Since restful services are supposed to describe the cacheability of their responses anyways, it’s not a terrible idea to implement http caching first, and then worry about server side caching.

Caching Example

Below is a simple example of a WCF web service method that delivers a cacheable response where the client is instructed to cache the response for 10 seconds. Requests sent within 10 seconds of each other shouldn’t even leave the browser, they should be fulfilled from browser cache.
Let’s walk through it:
  1. The Date property tells the client the time on the server. The client and server can be in two different time zones and a lot of properties like “max-age” are described in delta seconds. The delta is based off of the “Date” header, so you should supply it.
  2. If there’s a chance that HTTP 1.0 clients may be using your service then consider including the “Expires” header, as 1.0 clients don’t know about Cache-Control (which is an HTTP 1.1 construct).
  3. The Cache-Control header states that the method output is “private” which tells intermediary proxies to not this content. Browsers, on the other hand should cache this response, but to hang on to it for no more than 10 seconds.
public string SomeCacheableWebMethod()
{
    var response = WebOperationContext.Current.OutgoingResponse;

    response.Headers.Add("Date", DateTime.Now.ToUniversalTime().ToString("R"));
    response.Headers.Add("Expires", DateTime.Now.AddSeconds(10).ToUniversalTime().ToString("R"));
    response.Headers.Add("Cache-Control", "private, max-age=10");

    return DateTime.Now.ToString("R");
}

When consumed on a browser, the headers and activity looks like the following:

Response.HeadersResponse Headers with Caching Directives 

Cache.ExampleResponses from Web Method

Notice how the second and third requests came (from cache)? This is because browsers respect caching directives, and the same content can be served much faster from cache. The second and third requests didn’t even leave the browser.
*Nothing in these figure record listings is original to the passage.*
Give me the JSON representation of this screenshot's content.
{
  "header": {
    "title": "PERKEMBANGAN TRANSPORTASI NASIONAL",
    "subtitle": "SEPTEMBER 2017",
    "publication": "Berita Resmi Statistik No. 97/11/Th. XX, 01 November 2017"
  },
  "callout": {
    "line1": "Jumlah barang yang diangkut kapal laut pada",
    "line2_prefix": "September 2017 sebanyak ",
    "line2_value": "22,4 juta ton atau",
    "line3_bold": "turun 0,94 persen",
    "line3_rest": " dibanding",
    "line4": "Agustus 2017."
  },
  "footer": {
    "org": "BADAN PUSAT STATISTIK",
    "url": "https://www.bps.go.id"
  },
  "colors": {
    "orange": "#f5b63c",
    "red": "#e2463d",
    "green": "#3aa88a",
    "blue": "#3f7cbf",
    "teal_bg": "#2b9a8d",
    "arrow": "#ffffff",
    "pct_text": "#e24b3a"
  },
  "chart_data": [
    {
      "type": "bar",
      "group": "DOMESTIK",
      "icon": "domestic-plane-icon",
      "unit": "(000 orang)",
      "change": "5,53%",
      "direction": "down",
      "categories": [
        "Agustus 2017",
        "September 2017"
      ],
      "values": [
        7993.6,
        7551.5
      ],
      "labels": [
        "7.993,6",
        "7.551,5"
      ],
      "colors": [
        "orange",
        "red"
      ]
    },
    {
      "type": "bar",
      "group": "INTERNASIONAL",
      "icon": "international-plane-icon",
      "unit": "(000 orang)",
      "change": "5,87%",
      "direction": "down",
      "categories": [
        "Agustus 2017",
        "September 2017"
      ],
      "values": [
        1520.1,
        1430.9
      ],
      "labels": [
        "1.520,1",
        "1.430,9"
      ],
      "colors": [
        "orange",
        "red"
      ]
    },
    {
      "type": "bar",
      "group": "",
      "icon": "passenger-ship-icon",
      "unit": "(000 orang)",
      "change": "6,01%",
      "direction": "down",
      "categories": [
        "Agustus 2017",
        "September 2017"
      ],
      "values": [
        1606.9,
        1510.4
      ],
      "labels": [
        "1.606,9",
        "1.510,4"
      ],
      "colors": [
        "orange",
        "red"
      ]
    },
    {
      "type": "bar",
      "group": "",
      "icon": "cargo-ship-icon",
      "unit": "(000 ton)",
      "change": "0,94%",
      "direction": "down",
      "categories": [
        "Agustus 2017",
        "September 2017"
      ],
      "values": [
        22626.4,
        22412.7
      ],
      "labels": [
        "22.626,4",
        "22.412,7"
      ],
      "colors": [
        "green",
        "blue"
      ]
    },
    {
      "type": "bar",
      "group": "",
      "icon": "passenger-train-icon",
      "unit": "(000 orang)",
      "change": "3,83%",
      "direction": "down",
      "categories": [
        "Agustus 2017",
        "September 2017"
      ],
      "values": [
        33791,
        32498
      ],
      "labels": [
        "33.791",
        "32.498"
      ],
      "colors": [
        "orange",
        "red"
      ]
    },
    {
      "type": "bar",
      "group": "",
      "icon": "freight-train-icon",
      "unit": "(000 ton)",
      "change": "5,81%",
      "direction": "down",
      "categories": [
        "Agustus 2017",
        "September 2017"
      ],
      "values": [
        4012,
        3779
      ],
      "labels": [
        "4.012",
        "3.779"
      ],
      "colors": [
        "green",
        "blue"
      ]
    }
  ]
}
If we wait for 10 seconds to expire the cache becomes stale and the browser issues a brand new request (fourth request in above).

Busting Through Caches

Well caching is great, but what if I don’t want a cached representation? Turns out HTTP has this construct built in too. Both the server and the client can tell intermediaries whether or not responses should be cached. A cursory web search will yield all of the details so I’ll omit them here with the exception of a client example.

When a client makes a request with the header “pragma: no-cache” or “cache-control: no-cache”, all of the caching intermediaries (from the browser, proxies, and the server) get out of the way and stop serving cached representations.
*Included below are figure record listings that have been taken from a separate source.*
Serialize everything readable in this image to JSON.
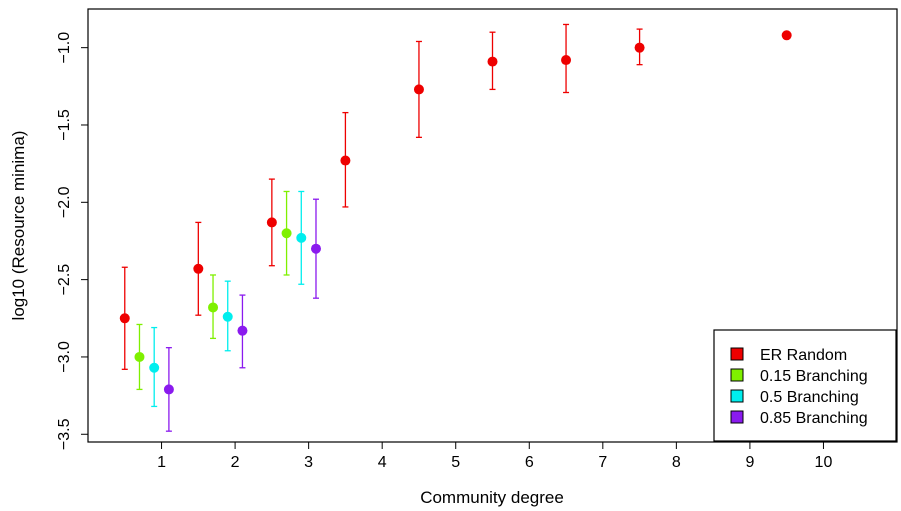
{
  "chart_data": {
    "type": "scatter",
    "title": "",
    "xlabel": "Community degree",
    "ylabel": "log10 (Resource minima)",
    "xlim": [
      0,
      11
    ],
    "ylim": [
      -3.55,
      -0.75
    ],
    "x_ticks": [
      1,
      2,
      3,
      4,
      5,
      6,
      7,
      8,
      9,
      10
    ],
    "x_tick_labels": [
      "1",
      "2",
      "3",
      "4",
      "5",
      "6",
      "7",
      "8",
      "9",
      "10"
    ],
    "y_ticks": [
      -1.0,
      -1.5,
      -2.0,
      -2.5,
      -3.0,
      -3.5
    ],
    "y_tick_labels": [
      "−1.0",
      "−1.5",
      "−2.0",
      "−2.5",
      "−3.0",
      "−3.5"
    ],
    "grid": false,
    "error_bars": true,
    "legend_position": "bottom-right",
    "series": [
      {
        "name": "ER Random",
        "color": "#ee0000",
        "x": [
          0.5,
          1.5,
          2.5,
          3.5,
          4.5,
          5.5,
          6.5,
          7.5,
          9.5
        ],
        "y": [
          -2.75,
          -2.43,
          -2.13,
          -1.73,
          -1.27,
          -1.09,
          -1.08,
          -1.0,
          -0.92
        ],
        "y_low": [
          -3.08,
          -2.73,
          -2.41,
          -2.03,
          -1.58,
          -1.27,
          -1.29,
          -1.11,
          -0.92
        ],
        "y_high": [
          -2.42,
          -2.13,
          -1.85,
          -1.42,
          -0.96,
          -0.9,
          -0.85,
          -0.88,
          -0.92
        ]
      },
      {
        "name": "0.15 Branching",
        "color": "#7ff000",
        "x": [
          0.7,
          1.7,
          2.7
        ],
        "y": [
          -3.0,
          -2.68,
          -2.2
        ],
        "y_low": [
          -3.21,
          -2.88,
          -2.47
        ],
        "y_high": [
          -2.79,
          -2.47,
          -1.93
        ]
      },
      {
        "name": "0.5 Branching",
        "color": "#00eeee",
        "x": [
          0.9,
          1.9,
          2.9
        ],
        "y": [
          -3.07,
          -2.74,
          -2.23
        ],
        "y_low": [
          -3.32,
          -2.96,
          -2.53
        ],
        "y_high": [
          -2.81,
          -2.51,
          -1.93
        ]
      },
      {
        "name": "0.85 Branching",
        "color": "#8a1aee",
        "x": [
          1.1,
          2.1,
          3.1
        ],
        "y": [
          -3.21,
          -2.83,
          -2.3
        ],
        "y_low": [
          -3.48,
          -3.07,
          -2.62
        ],
        "y_high": [
          -2.94,
          -2.6,
          -1.98
        ]
      }
    ]
  }
}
The first construct pragma is the HTTP 1.0 feature while, cache-control was introduced in HTTP 1.1.

Consider the same request same as before, but now with the cache-control: no-cache header added on (by the way, this is exactly what a browser does when you press CTRL+F5 [force refresh] in Windows browsers, check it out yourself).

No.Cache.Request

Now the browser doesn’t even look in its cache, even though it has a cached representation that is within 10 seconds of the last request. The browser sends out a whole new request (with a caching directive telling intermediaries to not return cached representations).
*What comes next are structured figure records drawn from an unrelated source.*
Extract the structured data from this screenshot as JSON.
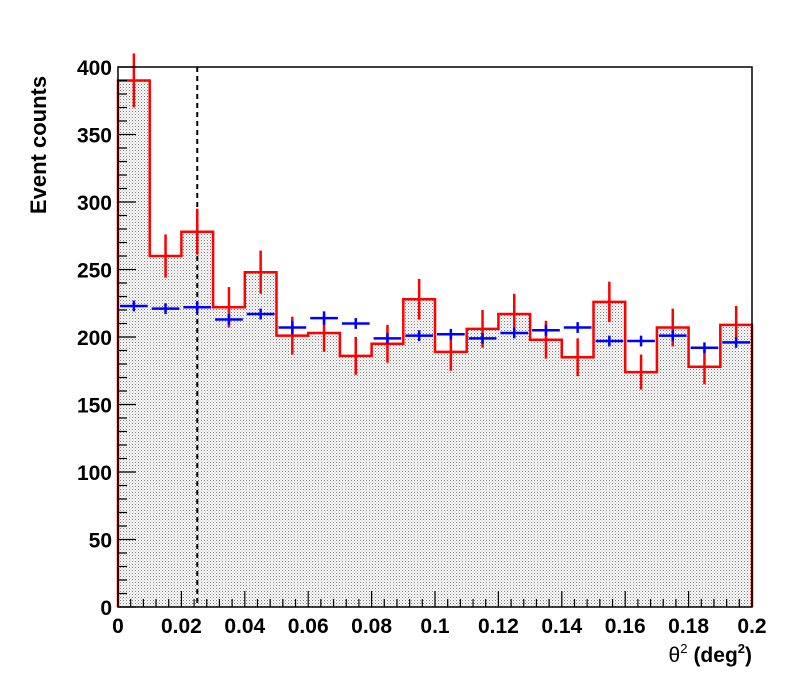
{
  "chart_data": {
    "type": "histogram",
    "title": "",
    "xlabel": "θ",
    "xlabel_sup": "2",
    "xlabel_unit_open": "(deg",
    "xlabel_unit_sup": "2",
    "xlabel_unit_close": ")",
    "ylabel": "Event counts",
    "xlim": [
      0,
      0.2
    ],
    "ylim": [
      0,
      400
    ],
    "x_ticks": [
      "0",
      "0.02",
      "0.04",
      "0.06",
      "0.08",
      "0.1",
      "0.12",
      "0.14",
      "0.16",
      "0.18",
      "0.2"
    ],
    "y_ticks": [
      "0",
      "50",
      "100",
      "150",
      "200",
      "250",
      "300",
      "350",
      "400"
    ],
    "grid": false,
    "legend": "none",
    "cut_line_x": 0.025,
    "bin_width": 0.01,
    "bin_centers": [
      0.005,
      0.015,
      0.025,
      0.035,
      0.045,
      0.055,
      0.065,
      0.075,
      0.085,
      0.095,
      0.105,
      0.115,
      0.125,
      0.135,
      0.145,
      0.155,
      0.165,
      0.175,
      0.185,
      0.195
    ],
    "series": [
      {
        "style": "filled-step-histogram",
        "color": "#ff0000",
        "values": [
          390,
          260,
          278,
          222,
          248,
          201,
          203,
          186,
          195,
          228,
          189,
          206,
          217,
          198,
          185,
          226,
          174,
          207,
          178,
          209
        ],
        "errors": [
          20,
          16,
          17,
          15,
          16,
          14,
          14,
          14,
          14,
          15,
          14,
          14,
          15,
          14,
          14,
          15,
          13,
          14,
          13,
          14
        ]
      },
      {
        "style": "points-with-error-bars",
        "color": "#0000ff",
        "values": [
          223,
          221,
          222,
          213,
          217,
          207,
          214,
          210,
          199,
          201,
          202,
          199,
          203,
          205,
          207,
          197,
          197,
          201,
          192,
          196
        ],
        "errors": [
          4,
          4,
          4,
          4,
          4,
          5,
          5,
          4,
          4,
          4,
          4,
          4,
          4,
          4,
          4,
          4,
          4,
          4,
          4,
          4
        ]
      }
    ]
  }
}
When you issue a request with the header cache-control: no-cache, you’re going to bust through all of the caching constructs, regardless of the other caching directives that came with the original response.

The new set of requests looks like the below (notice that it doesn’t come from cache).

No.Cache.Response

Hopefully the above at least piques some interest in client side caching. Using http proxies and thoughtful caching instructions can scale applications by orders of magnitude, and in a cost effective way.